Falcolas garrickp at gmail.com
Fri Oct 23 15:38:44 EDT 2009


On Oct 23, 1:25 pm, Peng Yu <pengyu... at gmail.com> wrote:
> As far as I know, linux doesn't support a system level way to figure
> out all the symbolic links point to a give file. I could do a system
> wide search to look for any symbolic link that point to the file that
> I am interested in. But this will be too slow when there are many
> files in the systems.
>
> I'm thinking of writing a daemon program which will build a database
> on all the symbolic links that point to any files. Later on, whenever
> I change or remove any file or symbolic link, I'll will notify the
> daemon process the changes. By keeping this daemon process running, I
> can quickly figure out what symbolic links are pointing to any give
> file.
>
> But I have never make a daemon program like this in python.

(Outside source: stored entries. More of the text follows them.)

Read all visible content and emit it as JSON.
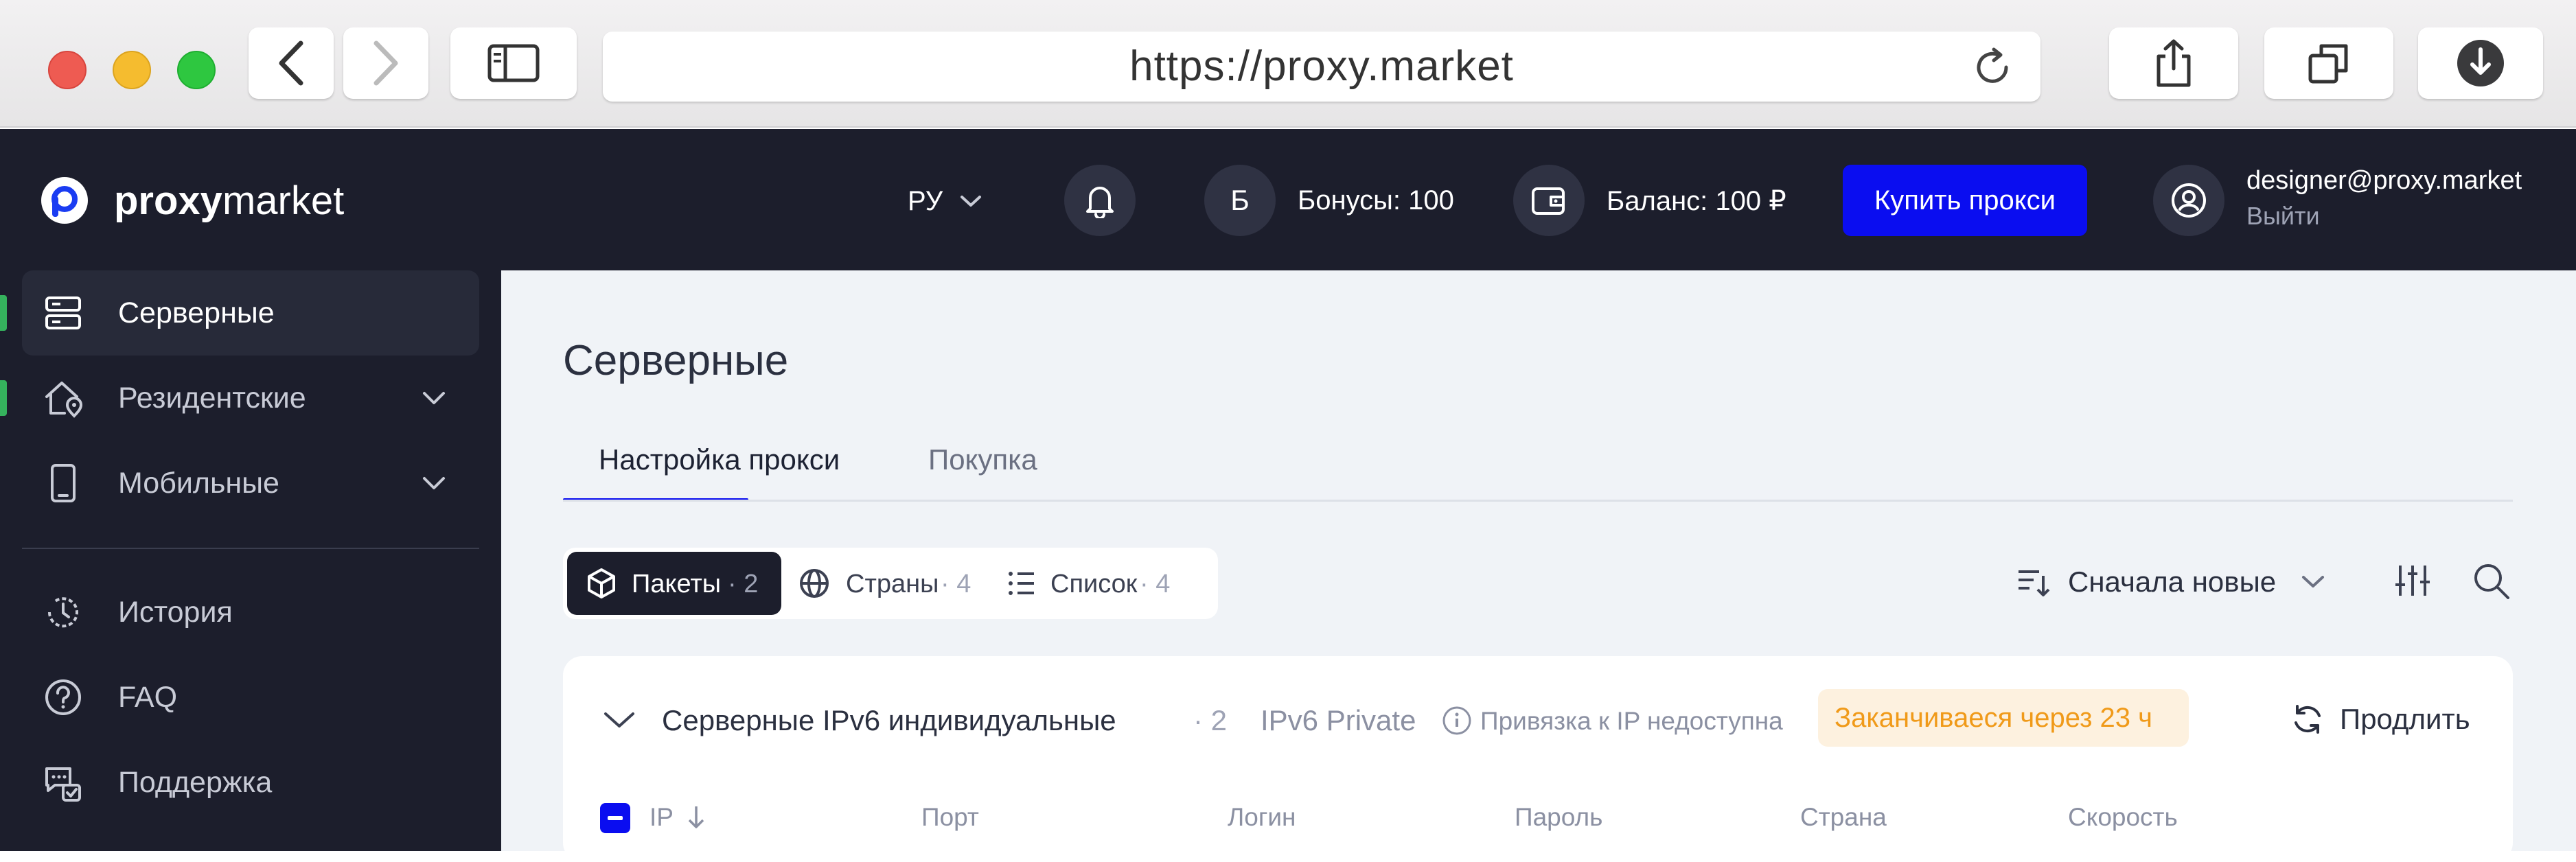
{
  "browser": {
    "url": "https://proxy.market",
    "icons": [
      "back-icon",
      "forward-icon",
      "sidebar-icon",
      "reload-icon",
      "share-icon",
      "tabs-icon",
      "download-icon"
    ]
  },
  "header": {
    "brand_a": "proxy",
    "brand_b": "market",
    "language": "РУ",
    "bonus_avatar": "Б",
    "bonus": "Бонусы: 100",
    "balance": "Баланс: 100 ₽",
    "buy_button": "Купить прокси",
    "user_email": "designer@proxy.market",
    "logout": "Выйти"
  },
  "sidebar": {
    "items": [
      {
        "label": "Серверные",
        "icon": "server-icon",
        "active": true
      },
      {
        "label": "Резидентские",
        "icon": "home-location-icon",
        "active": false
      },
      {
        "label": "Мобильные",
        "icon": "mobile-icon",
        "active": false
      },
      {
        "label": "История",
        "icon": "history-icon"
      },
      {
        "label": "FAQ",
        "icon": "question-icon"
      },
      {
        "label": "Поддержка",
        "icon": "support-chat-icon"
      }
    ]
  },
  "main": {
    "title": "Серверные",
    "tabs": [
      {
        "label": "Настройка прокси",
        "active": true
      },
      {
        "label": "Покупка",
        "active": false
      }
    ],
    "segments": [
      {
        "label": "Пакеты",
        "count": "· 2",
        "active": true
      },
      {
        "label": "Страны",
        "count": "· 4",
        "active": false
      },
      {
        "label": "Список",
        "count": "· 4",
        "active": false
      }
    ],
    "sort": "Сначала новые",
    "package": {
      "title": "Серверные IPv6 индивидуальные",
      "count": "· 2",
      "type": "IPv6 Private",
      "binding": "Привязка к IP недоступна",
      "expiry": "Заканчиваеся через 23 ч",
      "renew": "Продлить"
    },
    "table_headers": [
      "IP",
      "Порт",
      "Логин",
      "Пароль",
      "Страна",
      "Скорость"
    ]
  },
  "colors": {
    "accent_blue": "#0a0df0",
    "dark_bg": "#1c1e2c",
    "green_marker": "#35b25d",
    "warning_text": "#f09a19",
    "warning_bg": "#fdf1df"
  }
}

Could
> somebody point me what packages I need in order to make a daemon
> process like this? Thank you!

I would recommend looking into some articles on creating well behaved
daemons and review python recipes for creating daemonic processes.
>From there, it's mostly a matter of writing code which is fairly self
reliant. The ability to write to the system logs (Python module
syslog) helps quite a bit.

http://www.google.com/search?q=writing+daemons
http://code.activestate.com/recipes/278731/

I typically write a program which will run from the command line well,
then add a switch to make it a daemon. That way, you have direct
control over it while writing the daemon, but can then daemonize it
(using the activestate recipe) without making changes to the code.